Enemy soldiers should be held in prisoner of war camps. If they are spies or have done something that merits the death penalty, they should be tried in military courts. They should not be tortured and they should be treated with human dignity.

These seem like safe assumptions, but the Obama administration has decided that the New York terrorist attacks were not acts of war, but crimes. As a result, the terrorists will be tried in civilian courts.

This is a very bad idea, but not just  for the usual reasons given. It is a bad idea, because whatever we do this will be a show trial. The outcome is certain and everybody knows it.

There are some public crimes so odious that it is essentially impossible to give the defendant a fair trial. Ask yourself this question: “What are the circumstances where a judge or jury will let the terrorist go?” He admits to being a terrorist. He is happy 9/11 happened.

This is a show trial and show trials are only good for Soviets and Klingons.

They are the one chance for these monsters to look sympathetic. They will look clownish here, where their speeches will be the stuff of late night comedy gold, but in other nations where they will look like martyrs to (at least) a significant minority. The illusion that they are being given “a fair trial” where they could (in theory!) get off is obvious nonsense and people abroad will sense it.

They will be given as fair a trial as we can give them, but they have no chance to get off, because we cannot afford to let them off. Judges will make sure that they are convicted, because they are guilty. We know this with as much certainty as humans can know that sort of fact.

Any judge will do what it takes to avoid the odium of being the OJ judge times a million who let an obviously guilty set of men free because of technicalities or what will look like quibbling from the bench.
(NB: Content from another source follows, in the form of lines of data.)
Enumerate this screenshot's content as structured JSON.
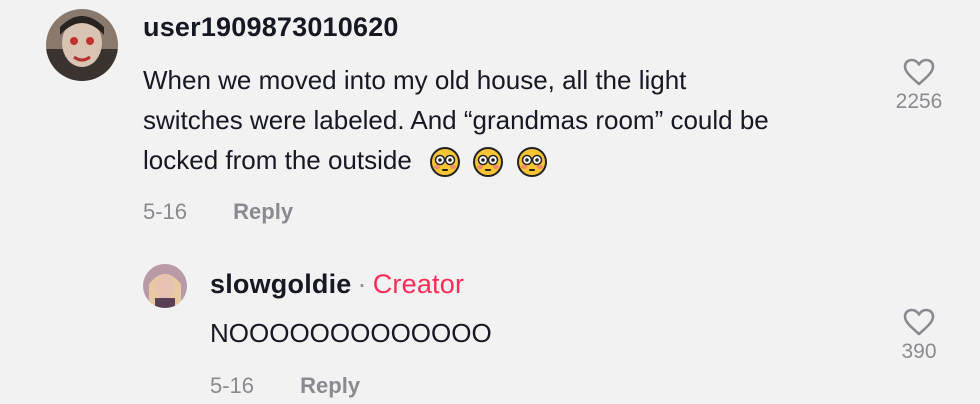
{
  "comments": [
    {
      "username": "user1909873010620",
      "text_lines": [
        "When we moved into my old house, all the light",
        "switches were labeled. And “grandmas room” could be",
        "locked from the outside"
      ],
      "emoji": [
        "flushed-face",
        "flushed-face",
        "flushed-face"
      ],
      "date": "5-16",
      "reply_label": "Reply",
      "likes": "2256"
    },
    {
      "username": "slowgoldie",
      "separator": "·",
      "badge": "Creator",
      "text": "NOOOOOOOOOOOOO",
      "date": "5-16",
      "reply_label": "Reply",
      "likes": "390"
    }
  ],
  "colors": {
    "background": "#f2f2f2",
    "text": "#161823",
    "muted": "#8a8b91",
    "creator": "#fe2c55"
  }
}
What precedents will be set? How will such a judge look in high definition in countries open to the defendants claims to persecution?
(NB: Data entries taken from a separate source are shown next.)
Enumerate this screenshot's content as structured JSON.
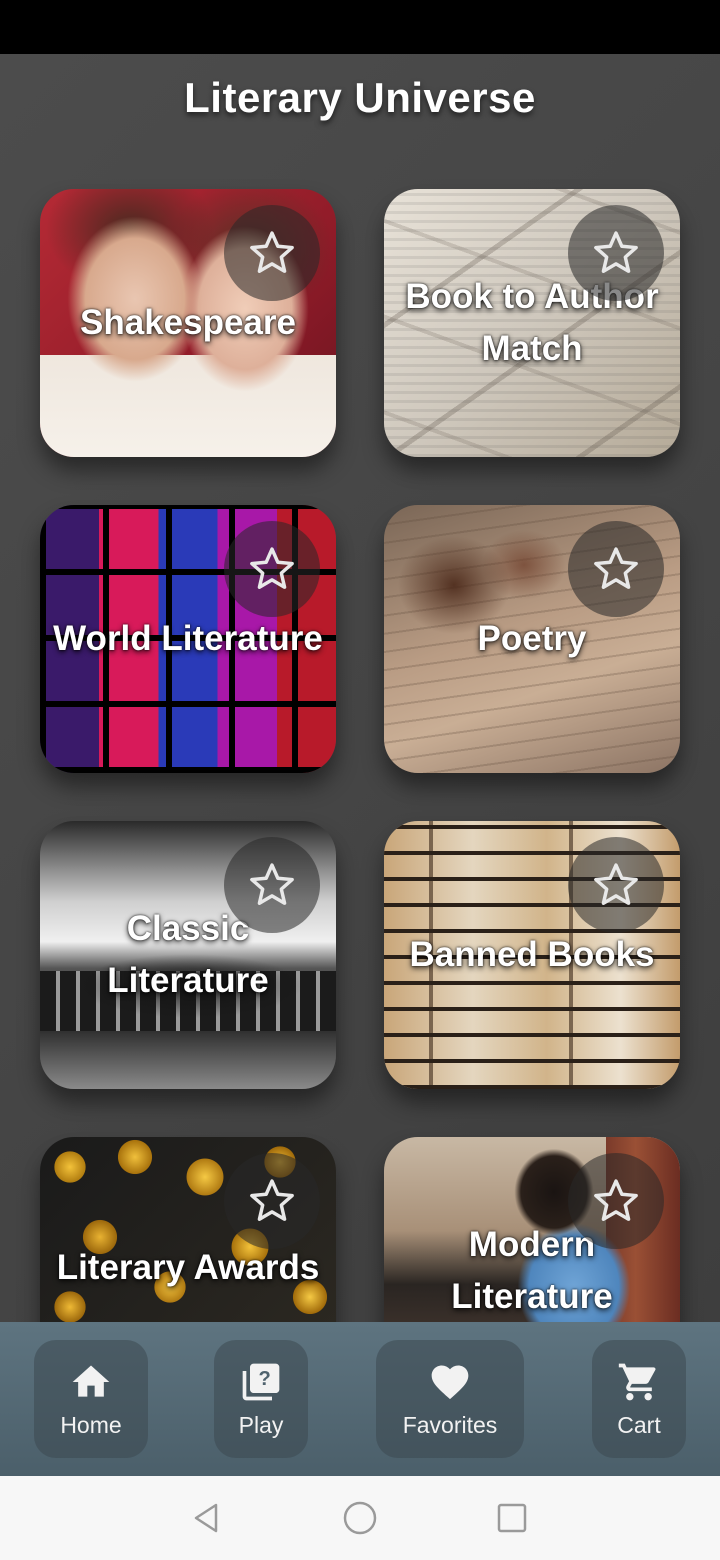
{
  "app": {
    "title": "Literary Universe"
  },
  "categories": [
    {
      "label": "Shakespeare"
    },
    {
      "label": "Book to Author Match"
    },
    {
      "label": "World Literature"
    },
    {
      "label": "Poetry"
    },
    {
      "label": "Classic Literature"
    },
    {
      "label": "Banned Books"
    },
    {
      "label": "Literary Awards"
    },
    {
      "label": "Modern Literature"
    }
  ],
  "favorite_icon": "star-outline-icon",
  "bottom_nav": [
    {
      "label": "Home",
      "icon": "home-icon"
    },
    {
      "label": "Play",
      "icon": "quiz-icon"
    },
    {
      "label": "Favorites",
      "icon": "heart-icon"
    },
    {
      "label": "Cart",
      "icon": "cart-icon"
    }
  ],
  "system_nav": [
    "back-icon",
    "home-circle-icon",
    "recents-icon"
  ],
  "colors": {
    "background": "#4a4a4a",
    "bottom_nav": "#5a6f7b",
    "text": "#ffffff"
  }
}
Juries will convict them, because juries usually do the right thing and this is the sort of case where doing the “wrong thing” (acquitting) flies in the face of any bad motives. It would take moral bankruptcy, stupidity, combined with a weird altruism to acquit men who confess their hideous crimes.
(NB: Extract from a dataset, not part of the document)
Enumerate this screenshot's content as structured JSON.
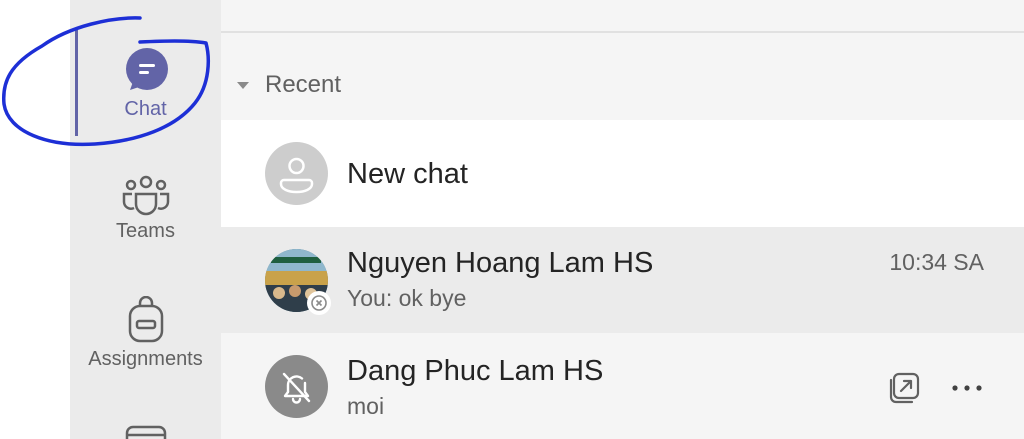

That is a rare combination indeed.

Most jury members take their jobs seriously and try to do right. There are some motivations (racism for example) that might cause a jury to do the wrong thing, but the desire to revenge themselves on the 9/11 terrorists will be the main bad motive in the jury pool.

What about the sure to be endless appeals?

Appeals of conviction will be made up through the system, but what judge will overturn the conviction? Who wants to be the judge to set the 9/11 terrorists free on a technicality? The precedent set to keep the terrorists in jail or on the way to death will be bad for the system. Judges likely will do what it takes, find the reasoning necessary, to sustain a conviction.

This trial then will become at best a carefully ignored precedent (“Nobody refer to the 9/11 trial on appeal!”) or every prosecutors friend. (“You ruled in my favor in the 9/11 trial. . . now this punk is trying to get off on the same grounds.”) In either case, the appeals will corrupt the system intellectually.

Finally, if a terrorist were acquitted in some worse-than-OJ miscarriage of justice would the Obama administration really send him to Iran or some other country with our apologies? You and I both know we would find other reasons to hold him. He would end up being a “prisoner of war” and be back right where he started.

I have friends who argue that there will be almost no trial. The terrorists will plead guilty and things will come to a “happy” and quick conclusion. But how will such a fast try look abroad?

We cannot win in a trial with the millions of folk who will watch it if these men are convicted? Convicting them quickly on a guilty plea will only reinforce the notion of a “fix” in nations where guilty pleas are often coerced. After all, Stalin’s victims all claimed to be “guilty.”

The best thing to have done was to continue to let these men rot in military prison where they are out of sight from the press they crave. They are also appeared to be rats, spilling whatever information they had. Aging prisoners are much less sympathetic than martyrs.

We put a crazy terrorist on trial once. Ask John Brown how it went. A fair trial and hanging made him. If he had been left to rot in some prison cell, he would have spent years playing the fool.

Of course, Brown’s cause was a noble one, though his means were foul. Many outside the United States view the terrorists in the same light. (Obviously I disagree) These people feel the terrorists were right to oppose the US, but “went too far.” Making a martyr of them in a “fair” trial will only send a generation of men into battle singing some equivalent of “John Brown’s Body.”

There is no up side to this decision.